WATCH: Scarlett Johansson Poses With Look-Alike Grandma at 'Rough Night' Premiere

Columbia Pictures

Jess' bachelorette weekend in Miami provides an ideal excuse for the foursome to reunite, along with Jess' best friend from her semester abroad in Australia, Pippa (Kate McKinnon). But what does the bride-to-be, a buttoned-up politician running for Senate, still have in common with a foul-mouthed schoolteacher, a hippy dippy professional activist and a bougie, unhappily-divorced single mother? A proclivity towards cocaine, it seems, and, after the group accidentally kills a stripper mid-lap dance, a dark secret.

(That's just one thread in this twisted tale. I haven't mentioned the bachelor party, or the "sad astronaut," or Demi Moore and Ty Burrell's turn as a couple of slimy Miami swingers next door, or Bob the Drag Queen's cameo as a club DJ during a standout dance sequence.)

Scripted by Lucia Aniello and Paul W. Downs, both writers on Broad City (in which Downs also plays Trey), and directed by Aniello, Rough Night is, perhaps instinctively, very Broad City-ish, in its frank discussion of vibrators and HPV and its celebration of being woke and casual queerness. And in Glazer's performance. (Which isn't a knock! She's damn good at it!) A subtly hilarious Kravitz, meanwhile, flexes her versatility, offering something completely different from her equally wonderful work on Big Little Lies earlier this year.

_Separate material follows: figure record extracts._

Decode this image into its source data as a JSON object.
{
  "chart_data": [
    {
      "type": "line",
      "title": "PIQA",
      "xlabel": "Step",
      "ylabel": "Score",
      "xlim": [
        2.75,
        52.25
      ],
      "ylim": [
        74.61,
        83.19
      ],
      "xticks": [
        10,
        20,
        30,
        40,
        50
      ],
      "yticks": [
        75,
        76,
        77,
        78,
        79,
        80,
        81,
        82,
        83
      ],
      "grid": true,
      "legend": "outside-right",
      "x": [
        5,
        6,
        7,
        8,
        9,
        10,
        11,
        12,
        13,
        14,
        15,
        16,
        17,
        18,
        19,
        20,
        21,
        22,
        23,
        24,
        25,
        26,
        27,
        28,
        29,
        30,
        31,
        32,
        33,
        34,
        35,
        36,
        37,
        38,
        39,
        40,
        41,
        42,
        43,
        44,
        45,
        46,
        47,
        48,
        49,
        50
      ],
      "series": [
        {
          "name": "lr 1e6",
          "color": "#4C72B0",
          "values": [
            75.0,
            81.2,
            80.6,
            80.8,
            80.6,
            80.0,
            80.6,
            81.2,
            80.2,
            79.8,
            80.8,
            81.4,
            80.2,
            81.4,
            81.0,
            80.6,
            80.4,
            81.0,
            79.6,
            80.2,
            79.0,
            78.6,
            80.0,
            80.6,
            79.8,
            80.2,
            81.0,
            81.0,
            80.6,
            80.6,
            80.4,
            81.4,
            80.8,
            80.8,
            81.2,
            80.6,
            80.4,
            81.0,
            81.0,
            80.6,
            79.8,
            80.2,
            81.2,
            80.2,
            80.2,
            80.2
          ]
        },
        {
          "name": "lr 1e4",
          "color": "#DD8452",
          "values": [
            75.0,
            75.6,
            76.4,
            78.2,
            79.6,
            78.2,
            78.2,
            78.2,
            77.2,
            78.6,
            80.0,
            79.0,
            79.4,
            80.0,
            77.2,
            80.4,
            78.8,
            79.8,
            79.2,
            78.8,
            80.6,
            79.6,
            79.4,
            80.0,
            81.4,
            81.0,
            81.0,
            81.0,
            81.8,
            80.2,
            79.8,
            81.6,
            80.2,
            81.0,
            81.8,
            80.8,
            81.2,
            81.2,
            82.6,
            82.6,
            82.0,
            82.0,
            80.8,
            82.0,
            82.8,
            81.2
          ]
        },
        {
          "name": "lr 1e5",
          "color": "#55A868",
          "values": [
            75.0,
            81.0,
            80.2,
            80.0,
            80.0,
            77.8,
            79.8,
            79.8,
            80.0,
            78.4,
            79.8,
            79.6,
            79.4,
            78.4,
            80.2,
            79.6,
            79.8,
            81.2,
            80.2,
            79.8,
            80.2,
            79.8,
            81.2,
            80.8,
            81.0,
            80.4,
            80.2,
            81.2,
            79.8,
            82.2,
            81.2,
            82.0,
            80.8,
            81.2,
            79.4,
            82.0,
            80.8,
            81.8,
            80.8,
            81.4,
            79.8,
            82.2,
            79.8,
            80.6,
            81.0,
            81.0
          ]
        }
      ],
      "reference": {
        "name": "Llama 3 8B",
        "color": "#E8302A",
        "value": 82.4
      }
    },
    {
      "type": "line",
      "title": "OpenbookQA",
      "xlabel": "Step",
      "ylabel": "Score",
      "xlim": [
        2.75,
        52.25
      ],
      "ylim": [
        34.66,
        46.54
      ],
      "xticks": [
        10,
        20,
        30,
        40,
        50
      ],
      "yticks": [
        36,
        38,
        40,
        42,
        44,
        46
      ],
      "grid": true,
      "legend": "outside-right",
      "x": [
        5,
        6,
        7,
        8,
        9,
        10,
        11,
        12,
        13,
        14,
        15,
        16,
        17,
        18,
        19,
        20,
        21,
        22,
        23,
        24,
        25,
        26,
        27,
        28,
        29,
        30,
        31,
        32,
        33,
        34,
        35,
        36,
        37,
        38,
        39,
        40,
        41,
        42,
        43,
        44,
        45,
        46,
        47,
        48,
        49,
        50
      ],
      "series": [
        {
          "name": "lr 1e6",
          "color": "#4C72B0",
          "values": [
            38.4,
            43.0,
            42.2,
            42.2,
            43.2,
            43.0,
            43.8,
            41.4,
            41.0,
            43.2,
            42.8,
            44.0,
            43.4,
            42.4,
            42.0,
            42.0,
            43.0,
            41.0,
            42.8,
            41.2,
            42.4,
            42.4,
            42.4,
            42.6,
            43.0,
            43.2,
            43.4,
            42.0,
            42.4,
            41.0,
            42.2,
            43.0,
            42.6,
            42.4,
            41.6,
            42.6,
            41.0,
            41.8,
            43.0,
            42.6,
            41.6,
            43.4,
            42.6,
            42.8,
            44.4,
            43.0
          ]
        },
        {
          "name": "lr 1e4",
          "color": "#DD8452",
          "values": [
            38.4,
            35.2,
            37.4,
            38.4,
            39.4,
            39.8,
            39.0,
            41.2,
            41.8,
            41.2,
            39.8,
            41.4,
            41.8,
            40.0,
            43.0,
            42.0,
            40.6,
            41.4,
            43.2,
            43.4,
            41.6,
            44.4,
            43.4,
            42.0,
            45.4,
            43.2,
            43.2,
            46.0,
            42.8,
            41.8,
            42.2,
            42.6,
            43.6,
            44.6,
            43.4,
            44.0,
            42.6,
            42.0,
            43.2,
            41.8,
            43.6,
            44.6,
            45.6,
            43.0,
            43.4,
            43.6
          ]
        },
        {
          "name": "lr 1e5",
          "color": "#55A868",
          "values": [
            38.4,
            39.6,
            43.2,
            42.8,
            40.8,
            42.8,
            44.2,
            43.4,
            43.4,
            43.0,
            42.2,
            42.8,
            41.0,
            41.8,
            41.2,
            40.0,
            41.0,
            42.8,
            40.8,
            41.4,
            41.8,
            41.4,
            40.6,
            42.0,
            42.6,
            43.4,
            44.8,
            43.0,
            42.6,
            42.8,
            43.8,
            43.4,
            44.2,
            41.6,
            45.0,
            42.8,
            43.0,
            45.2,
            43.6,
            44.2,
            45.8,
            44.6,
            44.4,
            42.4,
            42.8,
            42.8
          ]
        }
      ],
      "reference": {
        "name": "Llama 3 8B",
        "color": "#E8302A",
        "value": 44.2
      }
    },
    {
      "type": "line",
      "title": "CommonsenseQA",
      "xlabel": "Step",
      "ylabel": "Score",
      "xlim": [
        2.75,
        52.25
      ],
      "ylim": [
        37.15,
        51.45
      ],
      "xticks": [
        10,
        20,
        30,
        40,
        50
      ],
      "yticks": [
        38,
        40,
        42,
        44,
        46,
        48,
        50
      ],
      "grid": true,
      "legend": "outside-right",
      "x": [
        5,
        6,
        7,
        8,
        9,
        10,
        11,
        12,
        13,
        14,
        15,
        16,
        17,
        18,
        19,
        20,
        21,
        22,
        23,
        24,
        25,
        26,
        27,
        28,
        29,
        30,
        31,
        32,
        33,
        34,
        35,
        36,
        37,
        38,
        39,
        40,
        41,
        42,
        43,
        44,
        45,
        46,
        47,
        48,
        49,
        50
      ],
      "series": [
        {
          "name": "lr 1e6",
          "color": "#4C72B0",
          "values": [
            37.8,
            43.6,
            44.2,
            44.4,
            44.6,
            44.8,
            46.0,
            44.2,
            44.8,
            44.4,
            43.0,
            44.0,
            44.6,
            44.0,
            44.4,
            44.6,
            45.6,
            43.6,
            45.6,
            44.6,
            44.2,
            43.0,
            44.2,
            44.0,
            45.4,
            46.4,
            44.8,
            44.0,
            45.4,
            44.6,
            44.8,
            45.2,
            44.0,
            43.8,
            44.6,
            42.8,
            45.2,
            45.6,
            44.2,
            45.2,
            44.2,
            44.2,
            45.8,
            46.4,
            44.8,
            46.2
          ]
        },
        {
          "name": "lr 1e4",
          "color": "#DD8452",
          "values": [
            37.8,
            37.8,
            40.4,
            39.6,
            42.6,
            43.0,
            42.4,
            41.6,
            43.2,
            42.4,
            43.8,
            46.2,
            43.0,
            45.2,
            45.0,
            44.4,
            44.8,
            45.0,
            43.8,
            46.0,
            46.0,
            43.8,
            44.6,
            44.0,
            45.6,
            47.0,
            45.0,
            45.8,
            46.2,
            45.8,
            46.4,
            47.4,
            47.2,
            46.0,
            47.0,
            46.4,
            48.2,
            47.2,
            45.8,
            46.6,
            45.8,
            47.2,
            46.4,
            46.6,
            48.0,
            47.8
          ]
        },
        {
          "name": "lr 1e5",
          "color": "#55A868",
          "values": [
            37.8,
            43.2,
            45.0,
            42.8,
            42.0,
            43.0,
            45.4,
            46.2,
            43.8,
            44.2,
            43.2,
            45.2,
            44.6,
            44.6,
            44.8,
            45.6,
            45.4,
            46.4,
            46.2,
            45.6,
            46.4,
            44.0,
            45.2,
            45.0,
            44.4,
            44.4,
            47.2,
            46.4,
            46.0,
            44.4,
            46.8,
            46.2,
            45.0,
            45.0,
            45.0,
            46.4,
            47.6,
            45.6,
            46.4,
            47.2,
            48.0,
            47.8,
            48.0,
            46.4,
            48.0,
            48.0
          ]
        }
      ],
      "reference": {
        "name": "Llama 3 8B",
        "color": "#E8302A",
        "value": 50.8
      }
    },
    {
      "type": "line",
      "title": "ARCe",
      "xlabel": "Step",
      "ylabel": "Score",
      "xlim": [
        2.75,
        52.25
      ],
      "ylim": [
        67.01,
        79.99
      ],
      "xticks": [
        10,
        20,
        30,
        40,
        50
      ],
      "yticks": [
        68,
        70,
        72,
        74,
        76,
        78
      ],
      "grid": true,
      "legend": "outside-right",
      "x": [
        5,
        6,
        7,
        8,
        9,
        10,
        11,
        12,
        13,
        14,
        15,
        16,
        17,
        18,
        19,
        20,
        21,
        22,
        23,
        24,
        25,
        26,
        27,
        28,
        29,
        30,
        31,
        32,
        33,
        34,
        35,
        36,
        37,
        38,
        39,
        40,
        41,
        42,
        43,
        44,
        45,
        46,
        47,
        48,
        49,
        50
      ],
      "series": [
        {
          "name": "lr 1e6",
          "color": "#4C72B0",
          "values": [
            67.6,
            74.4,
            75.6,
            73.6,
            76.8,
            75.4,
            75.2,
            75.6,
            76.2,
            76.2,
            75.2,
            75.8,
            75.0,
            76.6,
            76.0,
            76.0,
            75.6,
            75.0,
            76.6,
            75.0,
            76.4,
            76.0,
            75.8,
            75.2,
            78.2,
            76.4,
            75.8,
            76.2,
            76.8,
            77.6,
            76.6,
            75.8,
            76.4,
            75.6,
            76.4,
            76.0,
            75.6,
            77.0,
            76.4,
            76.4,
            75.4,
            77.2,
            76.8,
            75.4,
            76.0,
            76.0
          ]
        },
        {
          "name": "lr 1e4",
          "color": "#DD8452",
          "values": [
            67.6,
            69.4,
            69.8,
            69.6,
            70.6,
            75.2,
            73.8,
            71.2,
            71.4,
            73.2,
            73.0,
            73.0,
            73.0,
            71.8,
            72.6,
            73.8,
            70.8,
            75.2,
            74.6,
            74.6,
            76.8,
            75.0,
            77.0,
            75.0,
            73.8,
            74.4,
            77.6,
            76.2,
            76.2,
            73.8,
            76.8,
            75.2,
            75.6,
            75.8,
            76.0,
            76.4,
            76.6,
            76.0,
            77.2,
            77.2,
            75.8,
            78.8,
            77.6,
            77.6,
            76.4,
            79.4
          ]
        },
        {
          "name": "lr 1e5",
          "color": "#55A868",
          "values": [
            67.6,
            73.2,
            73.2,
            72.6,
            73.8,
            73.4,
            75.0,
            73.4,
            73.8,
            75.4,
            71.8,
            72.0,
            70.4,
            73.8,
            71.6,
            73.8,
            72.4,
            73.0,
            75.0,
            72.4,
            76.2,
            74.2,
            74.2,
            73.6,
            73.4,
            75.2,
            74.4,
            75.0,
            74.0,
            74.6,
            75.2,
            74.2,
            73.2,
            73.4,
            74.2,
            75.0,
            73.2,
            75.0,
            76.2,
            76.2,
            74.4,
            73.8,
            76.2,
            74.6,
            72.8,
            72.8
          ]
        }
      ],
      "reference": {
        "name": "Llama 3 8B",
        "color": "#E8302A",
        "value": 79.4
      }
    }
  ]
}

Rough Night mostly serves as a stage for Bell and McKinnon -- both of whom so often act as the loose cannons in their other projects, like 22 Jump Street and Ghostbusters, respectively -- to one-up each other for increasingly bigger laughs. (Both starred in last year's Office Christmas Party, but did not share any screen time.) Bell is a bull in a comedy china shop, barreling through scenes with mad, hammy energy. There is infinite joy to be gotten from the (quite frankly) awe-inspiring amount of dick jokes she can tell. McKinnon, on the other hand, immediately dominates every scene she is in, improvising to twist it into something oddly hilarious and uniquely Kate McKinnon. And if she sometimes feels like she is acting in a different movie than everyone else, she leans so far into her jokes that you happily take the ride with her. Because who cares, as long as it's funny?